Выбрать главу

Левая рука ГРАФИНИ покоилась в моей правой руке, другая её рука изящно придерживала подол платья. Моя левая рука так и просилась опуститься на рукоять гипотетического меча, но, не найдя его, инстинктивно ушла за спину, застыла на уровне поясницы.

Двигались мы оба плавно, размеренно, словно исполняли какой-то танец, положенный и необходимый в данный момент. Я чувствовал себя несколько глупо, но, тем не менее, невольно и чисто инстинктивно продолжал принимать участие в этой древней, вроде бы сейчас необычной для меня, но, в общем-то, почему-то вполне знакомой и обыденной церемонии. Почему эта церемония для меня обыденна и вполне знакома? Да, потому что я Король Третьего Острова! Всё, баста!!!

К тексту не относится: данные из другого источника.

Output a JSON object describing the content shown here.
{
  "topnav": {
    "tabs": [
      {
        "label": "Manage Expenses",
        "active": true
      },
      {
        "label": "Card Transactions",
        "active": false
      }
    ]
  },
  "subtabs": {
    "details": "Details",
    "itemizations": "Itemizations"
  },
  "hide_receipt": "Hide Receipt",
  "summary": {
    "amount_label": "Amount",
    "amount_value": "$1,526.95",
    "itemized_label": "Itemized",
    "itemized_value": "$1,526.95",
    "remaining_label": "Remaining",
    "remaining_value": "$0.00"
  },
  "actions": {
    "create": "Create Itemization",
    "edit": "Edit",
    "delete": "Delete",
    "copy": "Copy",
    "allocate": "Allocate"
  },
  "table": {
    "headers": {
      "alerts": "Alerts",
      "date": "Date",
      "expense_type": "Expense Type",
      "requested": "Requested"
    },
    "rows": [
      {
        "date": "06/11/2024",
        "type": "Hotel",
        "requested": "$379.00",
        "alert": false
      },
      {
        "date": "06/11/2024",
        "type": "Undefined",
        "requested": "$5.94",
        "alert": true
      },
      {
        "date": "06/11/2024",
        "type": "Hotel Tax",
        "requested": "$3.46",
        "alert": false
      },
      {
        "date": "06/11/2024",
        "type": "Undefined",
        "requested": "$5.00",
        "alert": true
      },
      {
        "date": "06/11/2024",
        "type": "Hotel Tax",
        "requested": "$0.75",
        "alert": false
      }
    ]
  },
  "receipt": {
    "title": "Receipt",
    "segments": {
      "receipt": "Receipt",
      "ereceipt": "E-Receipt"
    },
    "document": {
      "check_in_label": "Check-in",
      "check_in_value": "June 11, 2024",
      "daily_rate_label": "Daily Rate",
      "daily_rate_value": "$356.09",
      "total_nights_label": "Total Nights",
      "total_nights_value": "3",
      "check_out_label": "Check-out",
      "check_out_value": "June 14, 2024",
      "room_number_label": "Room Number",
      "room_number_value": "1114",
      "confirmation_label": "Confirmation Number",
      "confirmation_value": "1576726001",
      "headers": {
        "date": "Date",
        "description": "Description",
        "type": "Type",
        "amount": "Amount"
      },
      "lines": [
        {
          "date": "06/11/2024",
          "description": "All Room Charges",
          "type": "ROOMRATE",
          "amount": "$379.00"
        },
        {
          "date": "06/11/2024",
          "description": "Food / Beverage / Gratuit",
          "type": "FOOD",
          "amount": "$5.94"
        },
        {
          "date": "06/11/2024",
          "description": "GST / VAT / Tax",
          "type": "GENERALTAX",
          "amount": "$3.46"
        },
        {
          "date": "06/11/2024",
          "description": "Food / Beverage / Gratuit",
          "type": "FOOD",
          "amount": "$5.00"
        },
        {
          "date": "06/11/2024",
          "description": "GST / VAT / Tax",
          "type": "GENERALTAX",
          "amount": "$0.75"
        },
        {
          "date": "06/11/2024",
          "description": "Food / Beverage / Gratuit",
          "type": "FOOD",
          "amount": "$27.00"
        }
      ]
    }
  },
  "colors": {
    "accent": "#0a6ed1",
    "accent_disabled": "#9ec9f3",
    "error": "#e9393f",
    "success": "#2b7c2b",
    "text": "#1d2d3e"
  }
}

За нами на некотором удалении, важно и не торопясь, шествовал ЗВЕРЬ. Шерсть его сверкала и искрилась, голова и хвост были гордо подняты вверх. Пёс искоса, задумчиво, почему-то подозрительно и пронзительно периодически посматривал на небо. Я последовал его примеру, поднял голову, ничего интересного вверху не увидел и переключил своё внимание на девушку. Ах, как однако, хороша! Ах, как свежа, юна и желанна! Эх! Где же моя мантия и корона, где свита, где рыцари в сияющих доспехах, где фанфары, флаги и стяги, где восторженный, ликующий, верный и преданный народ!? Да, мне явно не хватает моего Королевства, если оно, конечно, на самом деле существует, и я действительно являюсь его Королём.

Перед тем, как зайти в дом, я подошёл к ПОСОХУ, сиротливо стоявшему у стены, коснулся его рукой. Он был тяжёл, холоден и отстранён от меня, если можно так сказать о неодушевлённом предмете. Хоть он в данный момент и находился в каком-то нейтральном и безразличном состоянии, но я явственно почувствовал скрытые в нём мощь и силу, таившиеся где-то глубоко внутри него. До поры, до времени… До поры, до времени… Что же, всё в этом мире познаётся и раскрывается постепенно.

Мы с ГРАФИНЕЙ зашли в большую комнату, и я онемел от удивления. Тот самый стол, опрокинутый ранее Псом, и эффектно поднятый мною, был накрыт белоснежной скатертью и богато, со вкусом сервирован. На нём стояли три тарелки голубого цвета, просвечивающиеся на солнце, рядом с которыми лежали серебряные вилки, ножи и плотные синие салфетки. Кроме этого на столе находились три бокала из тонкого стекла, переливающегося всеми цветами радуги, и бутылка красного вина под сургучом. Я увидел блюдо с запечённой жирной тушкой неведомой мне птицы, несколько тарелок с салатами, нарезку овощей на одном блюде, а также разнообразные фрукты на другом.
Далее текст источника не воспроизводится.